Second meeting

I presented a presentation containing introduction and motivation of GPU computing and a simple CUDA  code walk-though. The presentation file is available here.

We planned the weekend project for this coming weekend: a multi touch interface for our sand box. Please stay tuned!

First meeting

On Friday, Jan. 29 we had the first meeting of the club, and the turnout was quite surprising. I did not count but there were over 20 students present. First, I gave an overview of the club's goals and talked about the VGC sandbox. Then, Darin gave a brief overview of CUDA, both a little about hardware architecture and software interfaces. We will continue next week with Meng showing some demos and a discussion of parallel programming in C/C++ and Matlab.

A Short Tutorial of Using Multi Core CPU in Matlab and C

For grads like me, who are running simulations everyday,  one CPU is far from enough. How can we make the best of  multiple cores in our machine?

For those who are more familiar with Matlab, parallel computing toolbox provides an extremely simple solution. Here is a simple way to use multiple cores in Matlab:

matlabpool(4) % creating 4 threads, which is the maximum cores on my machine.

% your code

matlabpool close

In this case, Matlab will launch 4 threads to run your code; if your code has parfor, it will allocate each thread a certain (toughly equal) amount of effort in that loop.

For those who really want to get something done in real-time,  here I provide the simplest way to use the cores that are idle for most of the time:

//make sure that your programming environment support openMP

#include “omp.h”

...

omp_set_num_threads(4); // again, creating 4 threads

#pragma omp parallel

{

unsigned int cpu_thread_id = omp_get_thread_num();

unsigned int num_cpu_threads = omp_get_num_threads();

// your code

}

In this case, you have to use the thread id to distinguish which specific code or data that thread will run. Well, if you meet any problem, feel free to contact me.  See you on Friday.

The party is ON

IMG_0108

We launched the VGC club today @ ECE departmental Christmas Party.

Professors and students showed up and played with our interactive demos. We had a great fun.

A good start of VGC!

Interactive fluid dynamics demo

FLUIDIn preparation for the launch of the Video Geeks Club, I prepared a demo to demonstrate the power and flexibility of GPU programming using CUDA. I hacked a fluid simulation demo in CUDA SDK. It solves PDEs that model fluid dynamics in real time on a GPU (image on right). Then, I computed sparse optical flow using SIFT (scale-invariant feature transform), a robust feature extractor, and inter-frame SIFT-feature matching. The SIFT operator is a perfect tool for single-object matching, and other applications.

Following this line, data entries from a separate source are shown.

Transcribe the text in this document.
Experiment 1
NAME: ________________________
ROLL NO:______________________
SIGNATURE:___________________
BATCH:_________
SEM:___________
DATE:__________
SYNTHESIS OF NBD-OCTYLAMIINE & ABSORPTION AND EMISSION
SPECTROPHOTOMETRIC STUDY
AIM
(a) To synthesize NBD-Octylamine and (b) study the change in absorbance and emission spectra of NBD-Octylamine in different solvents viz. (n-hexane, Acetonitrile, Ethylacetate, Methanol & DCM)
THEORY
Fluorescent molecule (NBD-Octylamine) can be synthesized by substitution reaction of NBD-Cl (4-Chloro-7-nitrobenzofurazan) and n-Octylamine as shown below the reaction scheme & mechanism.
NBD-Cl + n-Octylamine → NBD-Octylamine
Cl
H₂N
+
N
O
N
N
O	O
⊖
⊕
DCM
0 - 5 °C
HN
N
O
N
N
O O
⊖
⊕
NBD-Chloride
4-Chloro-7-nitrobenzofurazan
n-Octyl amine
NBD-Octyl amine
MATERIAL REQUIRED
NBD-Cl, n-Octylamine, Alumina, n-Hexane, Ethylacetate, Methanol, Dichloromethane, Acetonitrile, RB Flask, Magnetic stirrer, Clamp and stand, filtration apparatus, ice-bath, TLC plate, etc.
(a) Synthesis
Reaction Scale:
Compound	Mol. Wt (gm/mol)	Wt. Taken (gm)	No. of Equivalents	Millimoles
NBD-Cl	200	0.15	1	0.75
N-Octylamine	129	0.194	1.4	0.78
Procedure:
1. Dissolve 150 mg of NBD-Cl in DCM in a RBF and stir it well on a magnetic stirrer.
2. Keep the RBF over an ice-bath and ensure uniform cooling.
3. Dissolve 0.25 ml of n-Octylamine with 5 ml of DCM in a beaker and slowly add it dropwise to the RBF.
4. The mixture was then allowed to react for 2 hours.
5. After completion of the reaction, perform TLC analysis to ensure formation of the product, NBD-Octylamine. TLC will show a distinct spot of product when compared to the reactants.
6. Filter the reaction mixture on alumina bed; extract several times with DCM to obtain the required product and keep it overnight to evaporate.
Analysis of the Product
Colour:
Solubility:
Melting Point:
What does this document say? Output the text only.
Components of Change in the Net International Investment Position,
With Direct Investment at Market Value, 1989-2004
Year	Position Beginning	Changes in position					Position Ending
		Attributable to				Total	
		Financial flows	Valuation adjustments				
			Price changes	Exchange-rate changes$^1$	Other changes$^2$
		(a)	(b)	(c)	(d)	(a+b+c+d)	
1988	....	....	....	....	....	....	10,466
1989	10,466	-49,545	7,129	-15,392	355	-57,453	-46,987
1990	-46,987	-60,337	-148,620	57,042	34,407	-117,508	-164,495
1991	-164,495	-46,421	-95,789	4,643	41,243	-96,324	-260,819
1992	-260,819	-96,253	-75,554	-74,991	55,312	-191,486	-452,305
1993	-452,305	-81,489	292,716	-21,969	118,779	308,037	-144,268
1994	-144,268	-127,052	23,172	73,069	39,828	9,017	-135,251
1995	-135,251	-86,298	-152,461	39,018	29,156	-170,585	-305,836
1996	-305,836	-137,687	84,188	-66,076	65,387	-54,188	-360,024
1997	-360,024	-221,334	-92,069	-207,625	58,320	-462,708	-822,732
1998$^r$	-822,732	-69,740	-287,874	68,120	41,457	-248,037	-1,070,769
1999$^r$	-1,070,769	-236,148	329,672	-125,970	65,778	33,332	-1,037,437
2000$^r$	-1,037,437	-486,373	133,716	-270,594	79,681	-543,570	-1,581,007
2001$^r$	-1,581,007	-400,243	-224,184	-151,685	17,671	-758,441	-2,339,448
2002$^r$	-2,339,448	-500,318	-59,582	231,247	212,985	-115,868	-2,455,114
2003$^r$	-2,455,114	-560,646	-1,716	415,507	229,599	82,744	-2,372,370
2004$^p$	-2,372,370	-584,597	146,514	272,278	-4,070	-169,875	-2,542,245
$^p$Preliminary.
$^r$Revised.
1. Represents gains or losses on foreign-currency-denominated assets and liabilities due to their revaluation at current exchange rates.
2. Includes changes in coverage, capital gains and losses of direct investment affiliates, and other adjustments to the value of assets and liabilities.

SIFT FLOWI used the flow vectors to animate the fluid. Since the complexity is high, all this was programmed in CUDA and executed on a CUDA-enabled GPU. On left is a screen shot from CUDA/GPU  SIFT calculation. The impact of optical-flow 'force' on the fluid is clearly visible in the fluid shot above. Once connected to a video camera, this is an impressive live demonstration. A hand motion in front of the camera permits fascinating interaction with fluid particles on the screen.

I would like to thank Changchang Wu from UNC for  SIFT library used in this project.

Video Geeks Club Formation

A club for video geeks, grad and undergrad students  interested in fun and cool applications of image and video processing, computer graphics and computer vision, is being formed. Prof. Janusz Konrad is club's mentor and Meng Wang, a PhD candidate in the ECE Department, is the club's first member and adviser.  A series of visual demos are being prepared by Meng for club's launching at 2009 ECE and Photonics Christmas Party on Dec. 11, from 4pm to 6pm in the West Library on the 9-th floor of the Photonics Building. Please join us at the demo station.